After three years of haemorrhaging money, Virgin Atlantic is gaining altitude again with a slim but significant profit. The airline’s pre-tax profit before exceptional items was up to £14.4m last year, a mighty improvement on the £51m loss it posted in 2013.
The results are a mark of success for Virgin’s partnership with American airline Delta, which acquired a 49% stake in Virgin Atlantic at the end of 2012. Current CEO Craig Kreeger was brought on board in January 2013 and tasked with turning the business around. He is probably feeling pretty pleased with himself today.
‘These profitable results mark the successful conclusion of our recovery period and have put firm foundations in place for the future,’ he said. ‘We are confident that we have the right fleet, network and partners in place to be more profitable than ever before by 2018.’
It's not been a totally positive year of course - in October it had to scrap its domestic service Little Red which was struggling to fill flights.

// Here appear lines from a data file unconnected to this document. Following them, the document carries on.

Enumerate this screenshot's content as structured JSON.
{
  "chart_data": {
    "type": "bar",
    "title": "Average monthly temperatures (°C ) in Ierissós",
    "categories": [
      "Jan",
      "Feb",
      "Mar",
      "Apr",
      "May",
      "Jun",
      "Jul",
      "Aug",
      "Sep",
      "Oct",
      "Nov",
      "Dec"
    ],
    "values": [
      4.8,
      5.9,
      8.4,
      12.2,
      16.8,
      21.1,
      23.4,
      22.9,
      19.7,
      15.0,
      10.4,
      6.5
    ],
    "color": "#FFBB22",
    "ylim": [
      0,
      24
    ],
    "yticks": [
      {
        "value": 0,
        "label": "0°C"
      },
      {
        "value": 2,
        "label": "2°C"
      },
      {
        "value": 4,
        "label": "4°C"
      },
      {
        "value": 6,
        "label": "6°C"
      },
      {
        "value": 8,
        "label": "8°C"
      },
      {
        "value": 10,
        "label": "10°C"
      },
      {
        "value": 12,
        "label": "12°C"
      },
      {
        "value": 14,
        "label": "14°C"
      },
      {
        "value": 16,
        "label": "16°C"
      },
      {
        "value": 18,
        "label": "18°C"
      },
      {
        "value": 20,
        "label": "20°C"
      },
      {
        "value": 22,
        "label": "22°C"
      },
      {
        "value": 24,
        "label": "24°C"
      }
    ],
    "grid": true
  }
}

But the airline's founder and 'president' Richard Branson was obviously upbeat. 'The team at Virgin Atlantic has done a great job in turning around the airline and has the right strategy to take the business from strength to strength,' he said.
Less happy about the figures will be British Airways chief exec Willie Walsh, who predicted in 2012 that Virgin Atlantic would be dead within five years. ‘I can’t see Delta wanting to operate the Virgin brand because if they do what does that say about the Delta brand?’ he told the Telegraph.
He’s still got a couple of years to go, but his prediction certainly looks less likely an outcome now than it used to.